Sometimes there were fruit chunks added to the thickening gel where they would hang suspended or more likely it was served with a fresh fruit compote…often stewed guavas , golden apple or mango as found in season. Sometimes she served it with something like a sweetmeat of chopped dried fruit or even soft coconut jelly. It was always a welcome treat…so much nicer than Jello.

What is your favourite vegetable/fish to eat and how do you cook it?

I most enjoy anything that has been cooked in banana leaves but tend to roast slices of many different vegetables and roots on an open griddle as my meal of choice. I tend to keep my meals very simple and easy to prepare.

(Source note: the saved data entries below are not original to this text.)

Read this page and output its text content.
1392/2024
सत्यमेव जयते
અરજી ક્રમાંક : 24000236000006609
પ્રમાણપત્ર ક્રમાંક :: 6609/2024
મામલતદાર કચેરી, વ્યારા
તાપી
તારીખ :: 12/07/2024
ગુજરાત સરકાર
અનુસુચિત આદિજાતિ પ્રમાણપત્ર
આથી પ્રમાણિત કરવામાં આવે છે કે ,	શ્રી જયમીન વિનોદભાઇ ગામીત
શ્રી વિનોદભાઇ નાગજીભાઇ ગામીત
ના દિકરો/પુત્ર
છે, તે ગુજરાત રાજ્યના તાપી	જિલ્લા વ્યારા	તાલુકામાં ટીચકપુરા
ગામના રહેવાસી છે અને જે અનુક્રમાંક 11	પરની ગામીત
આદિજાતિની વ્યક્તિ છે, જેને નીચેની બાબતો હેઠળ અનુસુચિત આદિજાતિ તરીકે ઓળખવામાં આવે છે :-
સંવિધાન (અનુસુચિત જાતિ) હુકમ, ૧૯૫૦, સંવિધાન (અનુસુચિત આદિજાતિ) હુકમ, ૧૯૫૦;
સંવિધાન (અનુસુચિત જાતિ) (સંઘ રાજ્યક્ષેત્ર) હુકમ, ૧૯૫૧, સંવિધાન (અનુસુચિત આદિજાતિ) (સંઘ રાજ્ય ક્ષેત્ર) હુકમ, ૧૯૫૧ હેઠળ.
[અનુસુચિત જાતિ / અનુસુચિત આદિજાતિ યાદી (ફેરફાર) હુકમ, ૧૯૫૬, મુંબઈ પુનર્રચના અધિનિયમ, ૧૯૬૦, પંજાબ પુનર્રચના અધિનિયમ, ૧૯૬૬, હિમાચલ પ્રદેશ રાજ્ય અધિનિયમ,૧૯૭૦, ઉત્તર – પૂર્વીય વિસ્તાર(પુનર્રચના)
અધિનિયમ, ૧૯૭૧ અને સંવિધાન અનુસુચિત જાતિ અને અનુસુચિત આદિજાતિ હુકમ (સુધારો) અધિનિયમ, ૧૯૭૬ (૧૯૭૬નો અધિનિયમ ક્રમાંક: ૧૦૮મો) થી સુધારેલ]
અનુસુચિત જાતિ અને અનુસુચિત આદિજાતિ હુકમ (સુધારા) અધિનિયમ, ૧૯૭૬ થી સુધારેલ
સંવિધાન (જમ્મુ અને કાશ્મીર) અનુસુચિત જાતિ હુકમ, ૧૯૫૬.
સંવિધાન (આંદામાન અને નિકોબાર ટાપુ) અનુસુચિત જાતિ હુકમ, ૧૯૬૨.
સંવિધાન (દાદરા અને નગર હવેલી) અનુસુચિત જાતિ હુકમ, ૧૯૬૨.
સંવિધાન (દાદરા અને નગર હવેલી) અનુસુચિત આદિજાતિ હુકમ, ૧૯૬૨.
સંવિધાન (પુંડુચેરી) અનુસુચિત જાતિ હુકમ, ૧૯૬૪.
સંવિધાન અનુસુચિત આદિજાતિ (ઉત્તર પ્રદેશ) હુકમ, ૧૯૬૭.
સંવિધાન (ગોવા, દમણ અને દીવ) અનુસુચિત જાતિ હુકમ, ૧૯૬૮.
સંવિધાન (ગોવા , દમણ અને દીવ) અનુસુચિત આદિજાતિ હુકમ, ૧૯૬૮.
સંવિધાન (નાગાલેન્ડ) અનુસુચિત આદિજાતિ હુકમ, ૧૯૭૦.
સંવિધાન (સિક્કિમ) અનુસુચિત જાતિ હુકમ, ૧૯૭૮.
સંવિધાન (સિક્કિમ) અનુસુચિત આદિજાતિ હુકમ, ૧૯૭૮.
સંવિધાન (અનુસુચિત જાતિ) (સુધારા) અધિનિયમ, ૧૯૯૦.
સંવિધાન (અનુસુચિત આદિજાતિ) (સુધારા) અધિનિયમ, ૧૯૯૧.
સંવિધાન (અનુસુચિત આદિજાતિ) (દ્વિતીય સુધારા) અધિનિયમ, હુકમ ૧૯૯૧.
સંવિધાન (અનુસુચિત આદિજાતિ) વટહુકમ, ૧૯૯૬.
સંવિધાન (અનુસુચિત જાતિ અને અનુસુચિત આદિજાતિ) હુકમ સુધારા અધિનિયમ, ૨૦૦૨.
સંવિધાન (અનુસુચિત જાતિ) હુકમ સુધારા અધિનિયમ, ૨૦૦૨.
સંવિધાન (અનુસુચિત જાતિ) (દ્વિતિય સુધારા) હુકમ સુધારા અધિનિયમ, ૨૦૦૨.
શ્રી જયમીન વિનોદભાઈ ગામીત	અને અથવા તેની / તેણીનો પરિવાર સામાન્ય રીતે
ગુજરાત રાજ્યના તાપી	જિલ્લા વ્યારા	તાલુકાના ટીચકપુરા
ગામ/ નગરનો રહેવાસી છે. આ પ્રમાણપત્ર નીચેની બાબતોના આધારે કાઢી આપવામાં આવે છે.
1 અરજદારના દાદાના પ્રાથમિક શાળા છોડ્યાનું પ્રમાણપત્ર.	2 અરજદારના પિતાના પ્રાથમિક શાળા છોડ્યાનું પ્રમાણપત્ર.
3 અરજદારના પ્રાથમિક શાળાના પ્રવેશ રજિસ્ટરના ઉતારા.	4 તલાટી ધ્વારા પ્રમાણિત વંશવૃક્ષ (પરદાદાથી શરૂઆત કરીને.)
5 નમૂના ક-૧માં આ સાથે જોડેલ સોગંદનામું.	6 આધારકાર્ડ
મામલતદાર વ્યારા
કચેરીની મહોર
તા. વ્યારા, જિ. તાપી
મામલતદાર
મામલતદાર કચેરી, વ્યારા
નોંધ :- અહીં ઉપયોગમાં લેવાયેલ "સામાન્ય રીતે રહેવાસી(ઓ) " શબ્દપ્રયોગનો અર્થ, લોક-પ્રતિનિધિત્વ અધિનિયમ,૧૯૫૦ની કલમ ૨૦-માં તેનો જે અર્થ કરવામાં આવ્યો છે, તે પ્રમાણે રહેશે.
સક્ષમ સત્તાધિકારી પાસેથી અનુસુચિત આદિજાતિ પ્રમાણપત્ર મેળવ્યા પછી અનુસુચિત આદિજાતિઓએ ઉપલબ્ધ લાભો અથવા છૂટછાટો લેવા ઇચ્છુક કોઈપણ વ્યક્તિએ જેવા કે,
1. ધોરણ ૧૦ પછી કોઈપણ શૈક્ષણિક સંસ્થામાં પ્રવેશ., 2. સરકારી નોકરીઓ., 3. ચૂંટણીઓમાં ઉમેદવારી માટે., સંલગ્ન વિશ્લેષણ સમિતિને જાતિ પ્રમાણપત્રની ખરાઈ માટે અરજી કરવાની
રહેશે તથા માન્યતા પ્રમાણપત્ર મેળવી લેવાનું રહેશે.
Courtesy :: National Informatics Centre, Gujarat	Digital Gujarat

I have prepared a meal of whole red-fish, sitting atop a generous mound of coarsely grated sweet potato, seasoned generously with chopped chives, fresh dill, onions, ginger, garlic, sea salt…a sprinkling of my seafood seasoning blend, Island Street, showcasing French creole street food influences, with high notes of orange and lemon, with hints of coriander and other green herbs, mild pepper…all drizzled lightly with freshly made coconut milk, wrapped up in a double envelope of singed banana leaf and grilled for about 10 minutes. Heavenly!

The leaves retain all the flavours and add a special one of their own.

What do you think is the future of food in Barbados?

It lies in the increasingly creative use of our locally grown foods: vegetables, fruits, herbs and spices, with an emphasis on wholesome and nutritious meals that employ the best qualities and deliciousness of Caribbean Cuisine. The need to tap deeply into some of the culinary traditions of the region will develop authenticity and innovation.